Sep 22, 2007
September 22, 2007
Supporters of Los Alamos National Laboratory encounter criticism at Capitol rally
Supporters of Los Alamos National Laboratory took an unusual step Friday and held a public rally at the Capitol, arguing that a well-funded lab is good for national security and science missions.
Some lab critics showed up, too, to say that a well-paid Los Alamos will support the manufacturing of plutonium pits, which are the triggers for nuclear warheads.
``We believe science is something worth fighting for,'' said Srinivasan Srivilliputhur, a materials scientist at the lab.

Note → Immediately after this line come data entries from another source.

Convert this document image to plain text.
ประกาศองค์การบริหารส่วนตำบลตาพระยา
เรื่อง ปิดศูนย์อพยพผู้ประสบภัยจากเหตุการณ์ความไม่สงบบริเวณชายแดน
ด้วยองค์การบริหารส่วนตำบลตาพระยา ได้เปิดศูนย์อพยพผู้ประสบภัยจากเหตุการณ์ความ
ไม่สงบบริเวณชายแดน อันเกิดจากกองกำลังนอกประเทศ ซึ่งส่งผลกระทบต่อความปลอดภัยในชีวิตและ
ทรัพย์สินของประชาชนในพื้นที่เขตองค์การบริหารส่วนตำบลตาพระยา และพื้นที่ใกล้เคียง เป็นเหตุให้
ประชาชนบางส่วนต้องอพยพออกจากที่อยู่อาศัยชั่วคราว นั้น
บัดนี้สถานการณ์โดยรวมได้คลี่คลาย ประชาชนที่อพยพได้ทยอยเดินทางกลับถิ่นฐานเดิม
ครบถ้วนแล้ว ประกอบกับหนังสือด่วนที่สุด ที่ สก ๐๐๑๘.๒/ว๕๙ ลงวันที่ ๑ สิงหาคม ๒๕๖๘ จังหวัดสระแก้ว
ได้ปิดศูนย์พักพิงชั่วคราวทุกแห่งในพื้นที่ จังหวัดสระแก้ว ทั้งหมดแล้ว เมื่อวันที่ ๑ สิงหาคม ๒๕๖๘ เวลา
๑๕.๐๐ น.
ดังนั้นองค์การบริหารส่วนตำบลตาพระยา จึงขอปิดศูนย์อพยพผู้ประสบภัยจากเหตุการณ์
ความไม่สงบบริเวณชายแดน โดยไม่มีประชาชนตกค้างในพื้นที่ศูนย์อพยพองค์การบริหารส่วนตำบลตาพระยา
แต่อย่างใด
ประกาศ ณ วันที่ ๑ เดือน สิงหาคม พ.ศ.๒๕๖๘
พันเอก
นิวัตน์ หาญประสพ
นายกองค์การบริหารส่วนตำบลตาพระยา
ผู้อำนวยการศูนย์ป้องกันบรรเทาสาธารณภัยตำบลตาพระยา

He said of the critics from the Los Alamos Study Group at the rally: ``We have been demonized. We are dedicated scientists working to protect this country.''
At issue is the federal budget for fiscal 2008. The version passed by the House of Representatives would reduce nuclear weapons programs nationwide by $396 million, with most of the cuts at LANL and Sandia National Laboratories. One worst case scenario at Los Alamos would result in 2,500 layoffs. The Senate has not passed a budget.
However, New Mexico's senators are pushing to fund the lab at last year's levels in a continuing resolution that's likely to be passed by Congress before the new federal budget year begins Oct. 1. The continuing resolution would let the government operate at basic levels while Congress hammers out a final spending bill.

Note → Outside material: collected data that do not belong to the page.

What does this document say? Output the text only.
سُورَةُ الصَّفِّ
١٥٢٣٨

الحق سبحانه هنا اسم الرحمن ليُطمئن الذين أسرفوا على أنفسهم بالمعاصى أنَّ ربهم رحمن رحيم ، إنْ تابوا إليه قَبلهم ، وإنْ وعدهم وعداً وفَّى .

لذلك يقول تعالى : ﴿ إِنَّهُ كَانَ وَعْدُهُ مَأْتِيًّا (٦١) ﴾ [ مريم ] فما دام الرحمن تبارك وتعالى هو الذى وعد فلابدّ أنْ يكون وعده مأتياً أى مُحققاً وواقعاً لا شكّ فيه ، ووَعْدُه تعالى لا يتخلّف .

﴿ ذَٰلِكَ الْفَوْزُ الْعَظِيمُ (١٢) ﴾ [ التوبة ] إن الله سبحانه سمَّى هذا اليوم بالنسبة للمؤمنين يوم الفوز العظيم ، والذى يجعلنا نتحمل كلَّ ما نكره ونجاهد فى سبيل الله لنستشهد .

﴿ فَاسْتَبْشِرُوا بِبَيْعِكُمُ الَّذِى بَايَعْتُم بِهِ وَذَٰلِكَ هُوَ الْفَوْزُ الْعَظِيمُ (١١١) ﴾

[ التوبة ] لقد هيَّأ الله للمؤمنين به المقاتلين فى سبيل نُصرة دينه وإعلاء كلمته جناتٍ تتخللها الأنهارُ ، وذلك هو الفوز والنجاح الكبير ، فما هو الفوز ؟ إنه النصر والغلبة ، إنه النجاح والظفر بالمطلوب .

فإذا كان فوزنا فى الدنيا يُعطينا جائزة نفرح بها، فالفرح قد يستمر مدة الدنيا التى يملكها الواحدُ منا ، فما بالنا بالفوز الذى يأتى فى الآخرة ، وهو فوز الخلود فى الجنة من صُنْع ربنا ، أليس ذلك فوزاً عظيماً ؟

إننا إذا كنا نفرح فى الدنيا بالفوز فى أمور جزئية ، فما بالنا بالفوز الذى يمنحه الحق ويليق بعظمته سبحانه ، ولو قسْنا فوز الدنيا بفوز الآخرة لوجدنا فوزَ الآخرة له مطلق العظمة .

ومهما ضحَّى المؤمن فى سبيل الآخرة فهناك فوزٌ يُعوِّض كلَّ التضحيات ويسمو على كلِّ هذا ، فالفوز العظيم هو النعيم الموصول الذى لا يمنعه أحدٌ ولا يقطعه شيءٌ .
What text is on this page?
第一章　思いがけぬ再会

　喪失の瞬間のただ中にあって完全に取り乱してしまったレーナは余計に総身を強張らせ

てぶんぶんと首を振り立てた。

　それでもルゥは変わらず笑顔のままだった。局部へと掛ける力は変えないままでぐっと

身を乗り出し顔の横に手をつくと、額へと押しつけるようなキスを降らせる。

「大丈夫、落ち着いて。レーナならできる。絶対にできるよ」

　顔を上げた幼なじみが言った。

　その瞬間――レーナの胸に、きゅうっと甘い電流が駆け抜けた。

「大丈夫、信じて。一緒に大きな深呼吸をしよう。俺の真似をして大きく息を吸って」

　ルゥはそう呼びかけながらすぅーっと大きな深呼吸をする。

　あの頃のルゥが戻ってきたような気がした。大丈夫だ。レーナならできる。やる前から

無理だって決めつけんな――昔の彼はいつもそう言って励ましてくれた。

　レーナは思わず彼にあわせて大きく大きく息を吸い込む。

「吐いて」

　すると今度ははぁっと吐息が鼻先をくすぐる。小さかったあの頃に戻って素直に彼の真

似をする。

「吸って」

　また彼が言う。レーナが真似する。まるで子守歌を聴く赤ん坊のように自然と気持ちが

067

Staffers from Los Alamos first predicted that the levees would break in New Orleans, provided explosives detectors to the U.S. Department of Homeland Security and worked on models that track potential pandemic flu, said Ron Dolin, an engineer who worked on those projects.
Dolin and Srivilliputhur were joined by about 14 other scientists who held signs with slogans like ``LANL Stops Terror'' and ``Save Our Science.''
``We cannot afford to disarm ourselves unilaterally,'' Srivilliputhur said.
Representatives of the study group held a banner that read ``Stop the New Bomb Factory.''
The Senate version of the budget spends $251 million more on pit production than the House version, said Greg Mello of the group.
``Most of the jobs in question are plutonium warhead (pit) production-related jobs,'' Mello wrote in a flier. ``In practical terms, today's rally to `save LANL jobs' is mostly a rally to save plutonium pit production-related jobs.''
Jay Coghlan of Nuclear Watch New Mexico also said the idea that science would be saved by maintaining the current budget is disingenuous because the proposed cuts are in the weapons program.
Santa Fe County Commission Chairman Harry Montoya spoke in support of the lab, as did State Sen. Carlos Cisneros, D-Questa.